Surprised to see no discussion of other data structures like dicts/maps, or arra...

filleokus · 2025-05-21T20:48:42 1747860522

> Surprised to see no discussion of other data structures like dicts/maps, or arrays of arbitrary type. Hopefully they'd be a straightforward extension. IME, apps need collaborative data structures more often than they need pure collaborative text editing.

Totally agree. I guess an array of "atomic" objects, where the properties of the objects can't be changed can be done just by replacing the string with your own type. Changes inside of the object is probably trickier, but maybe it's just about efficiently storing/traversing the tree?

I've also always thoguth it should be possible to create something where the consumer of the helper library (per OP terminology) can hook in their own lightweight "semantic model" logic, to prevent/manage invalid states. A todo item can't both have isDone: true and state: inProgress at the same time. Similar to rich text formatting semantics mentioned in the linked article.

SkiFire13 · 2025-05-22T06:11:51 1747894311

CRDTs essentially work by deterministically picking one side when a conflict arises. The issue is that in general this does not guarantee the lack of data loss nor data being valid (you can resolve the conflict between two pieces of valid data and get invalid data as a result).

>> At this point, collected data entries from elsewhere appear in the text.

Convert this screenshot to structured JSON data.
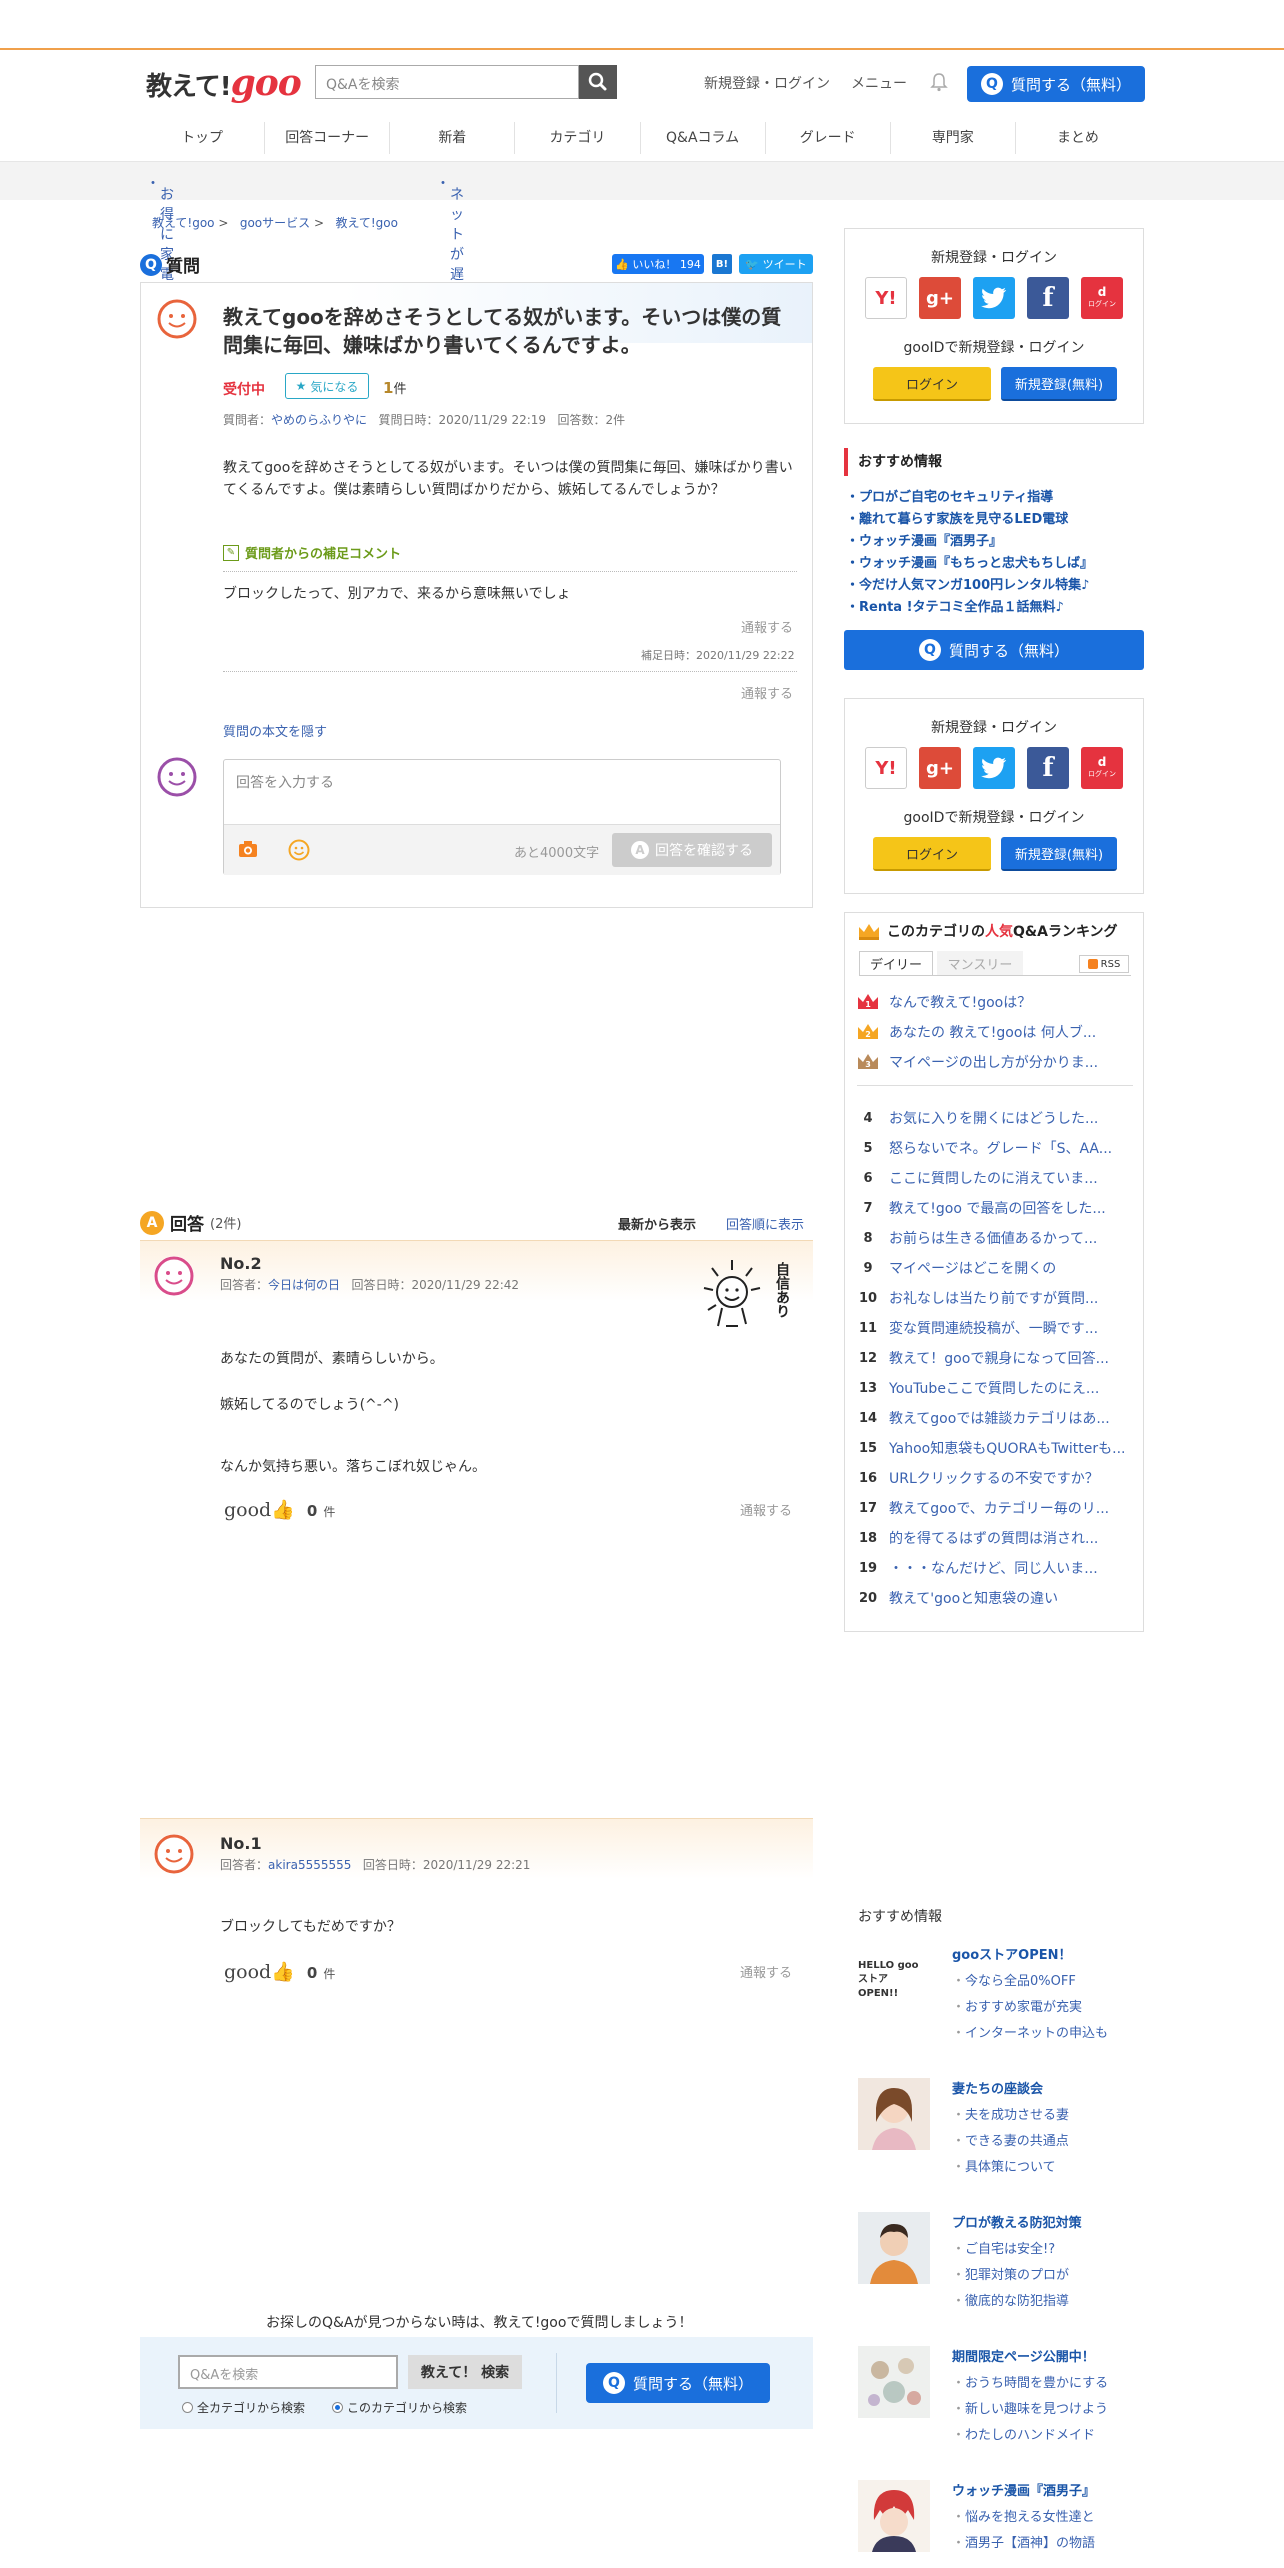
{
  "header": {
    "logo_text": "教えて!",
    "logo_goo": "goo",
    "search_placeholder": "Q&Aを検索",
    "register_login": "新規登録・ログイン",
    "menu": "メニュー",
    "ask_button": "質問する（無料）"
  },
  "nav": [
    "トップ",
    "回答コーナー",
    "新着",
    "カテゴリ",
    "Q&Aコラム",
    "グレード",
    "専門家",
    "まとめ"
  ],
  "promo": [
    "お得に家電買うならgooストア",
    "ネットが遅くてイライラしてない!?"
  ],
  "breadcrumb": [
    "教えて!goo",
    "gooサービス",
    "教えて!goo"
  ],
  "question": {
    "section_label": "質問",
    "like_label": "いいね！ 194",
    "hatena_label": "B!",
    "tweet_label": "ツイート",
    "title": "教えてgooを辞めさそうとしてる奴がいます。そいつは僕の質問集に毎回、嫌味ばかり書いてくるんですよ。",
    "status": "受付中",
    "watch_label": "気になる",
    "watch_count": "1",
    "watch_unit": "件",
    "meta_asker_label": "質問者：",
    "asker": "やめのらふりやに",
    "meta_time": "質問日時：2020/11/29 22:19",
    "meta_count": "回答数：2件",
    "body": "教えてgooを辞めさそうとしてる奴がいます。そいつは僕の質問集に毎回、嫌味ばかり書いてくるんですよ。僕は素晴らしい質問ばかりだから、嫉妬してるんでしょうか？",
    "supplement_label": "質問者からの補足コメント",
    "supplement_body": "ブロックしたって、別アカで、来るから意味無いでしょ",
    "report": "通報する",
    "supplement_time": "補足日時：2020/11/29 22:22",
    "report2": "通報する",
    "hide_body": "質問の本文を隠す",
    "answer_placeholder": "回答を入力する",
    "chars_left": "あと4000文字",
    "confirm_button": "回答を確認する"
  },
  "answers": {
    "label": "回答",
    "count": "(2件)",
    "sort_new": "最新から表示",
    "sort_old": "回答順に表示",
    "items": [
      {
        "no": "No.2",
        "answerer_label": "回答者：",
        "answerer": "今日は何の日",
        "time": "回答日時：2020/11/29 22:42",
        "lines": [
          "あなたの質問が、素晴らしいから。",
          "嫉妬してるのでしょう(^-^)",
          "なんか気持ち悪い。落ちこぼれ奴じゃん。"
        ],
        "good_label": "good",
        "good_count": "0",
        "good_unit": "件",
        "report": "通報する",
        "badge": "自信あり"
      },
      {
        "no": "No.1",
        "answerer_label": "回答者：",
        "answerer": "akira5555555",
        "time": "回答日時：2020/11/29 22:21",
        "lines": [
          "ブロックしてもだめですか？"
        ],
        "good_label": "good",
        "good_count": "0",
        "good_unit": "件",
        "report": "通報する"
      }
    ]
  },
  "bottom_search": {
    "message": "お探しのQ&Aが見つからない時は、教えて!gooで質問しましょう！",
    "placeholder": "Q&Aを検索",
    "button": "教えて！ 検索",
    "radio_all": "全カテゴリから検索",
    "radio_this": "このカテゴリから検索",
    "ask_button": "質問する（無料）"
  },
  "sidebar": {
    "login_title": "新規登録・ログイン",
    "sns": [
      "Y!",
      "g+",
      "twitter",
      "f",
      "d"
    ],
    "sns_d_label": "ログイン",
    "gooid": "gooIDで新規登録・ログイン",
    "login_button": "ログイン",
    "register_button": "新規登録(無料)",
    "recommend_title": "おすすめ情報",
    "recommend_items": [
      "・プロがご自宅のセキュリティ指導",
      "・離れて暮らす家族を見守るLED電球",
      "・ウォッチ漫画『酒男子』",
      "・ウォッチ漫画『もちっと忠犬もちしば』",
      "・今だけ人気マンガ100円レンタル特集♪",
      "・Renta !タテコミ全作品１話無料♪"
    ],
    "ask_button": "質問する（無料）",
    "ranking": {
      "title_pre": "このカテゴリの",
      "title_hot": "人気",
      "title_post": "Q&Aランキング",
      "tab_daily": "デイリー",
      "tab_monthly": "マンスリー",
      "rss": "RSS",
      "items": [
        "なんで教えて!gooは？",
        "あなたの 教えて!gooは 何人ブ...",
        "マイページの出し方が分かりま...",
        "お気に入りを開くにはどうした...",
        "怒らないでネ。グレード「S、AA...",
        "ここに質問したのに消えていま...",
        "教えて!goo で最高の回答をした...",
        "お前らは生きる価値あるかって...",
        "マイページはどこを開くの",
        "お礼なしは当たり前ですが質問...",
        "変な質問連続投稿が、一瞬です...",
        "教えて！gooで親身になって回答...",
        "YouTubeここで質問したのにえ...",
        "教えてgooでは雑談カテゴリはあ...",
        "Yahoo知恵袋もQUORAもTwitterも...",
        "URLクリックするの不安ですか？",
        "教えてgooで、カテゴリー毎のリ...",
        "的を得てるはずの質問は消され...",
        "・・・なんだけど、同じ人いま...",
        "教えて'gooと知恵袋の違い"
      ]
    },
    "osusume2_title": "おすすめ情報",
    "ads": [
      {
        "title": "gooストアOPEN！",
        "links": [
          "今なら全品0%OFF",
          "おすすめ家電が充実",
          "インターネットの申込も"
        ],
        "img_text": "HELLO goo ストア OPEN!!"
      },
      {
        "title": "妻たちの座談会",
        "links": [
          "夫を成功させる妻",
          "できる妻の共通点",
          "具体策について"
        ]
      },
      {
        "title": "プロが教える防犯対策",
        "links": [
          "ご自宅は安全!?",
          "犯罪対策のプロが",
          "徹底的な防犯指導"
        ]
      },
      {
        "title": "期間限定ページ公開中！",
        "links": [
          "おうち時間を豊かにする",
          "新しい趣味を見つけよう",
          "わたしのハンドメイド"
        ]
      },
      {
        "title": "ウォッチ漫画『酒男子』",
        "links": [
          "悩みを抱える女性達と",
          "酒男子【酒神】の物語"
        ]
      }
    ]
  },
  "colors": {
    "accent_orange": "#f0a04b",
    "primary_blue": "#1a6fdc",
    "link_blue": "#3a62b0",
    "status_red": "#e5333f",
    "login_yellow": "#f5c518"
  }
}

Imagine if every git merge conflict you got was resolved automatically by picking one side. Most of the time it would do the wrong thing, sometimes even leading to code that fails to compile. Imagine then you were not there ready to fix the issue, it would lead to even more chaotic results!

This is why CRDTs are not more widespread, because they only fix the problem you think you have, not the problem you actually have, which is to fix conflicts in a way that preserves data, its validity and meaning.

And arguably they make this issue even worse because they restrict the ways you can solve these conflicts to only those that can be replicated deterministically.

josephg · 2025-05-22T06:51:24 1747896684

> This is why CRDTs are not more widespread, because they only fix the problem you think you have, not the problem you actually have, which is to fix conflicts in a way that preserves data, its validity and meaning.

I’ve been saying this for years, but there’s no reason you couldn’t make a crdt which emitted conflict ranges like git does. CRDTs have strictly more information than git when merging branches. It should be pretty easy to make a crdt which has a “merge and emit conflicts” mode for merging branches. It’s just nobody has implemented it yet.

(At this point I’ve been saying this for about 5 years. Maybe I need to finally code this up if only to demonstrate it)

hansworst · 2025-05-22T07:58:30 1747900710

Automerge has this: https://automerge.org/automerge/api-docs/js/functions/getCon...

josephg · 2025-05-22T08:30:10 1747902610

Reading the docs, it looks like that only works for object keys that have been concurrently set to different values. Not text documents.

motorest · 2025-05-23T05:28:40 1747978120

> I’ve been saying this for years, but there’s no reason you couldn’t make a crdt which emitted conflict ranges like git does.

I don't get your point. The C in CRDT stands for "conflict-free". Why would a CRDT have conflict ranges?

josephg · 2025-05-23T06:26:05 1747981565

Because automatic merging isn’t always perfect. Especially when merging long lived changes to code in git, sometimes you need manual intervention to figure out the result. And we need to manually intervene sometimes.

SkiFire13 · 2025-05-22T09:58:00 1747907880

That might be an improvement over git, but not automatically fixing the conflicts will be a dealbreaker for most people.

Fundamentally people want something that automatically fixes conflicts, and do so the way they expect it to, but this just doesn't exist yet.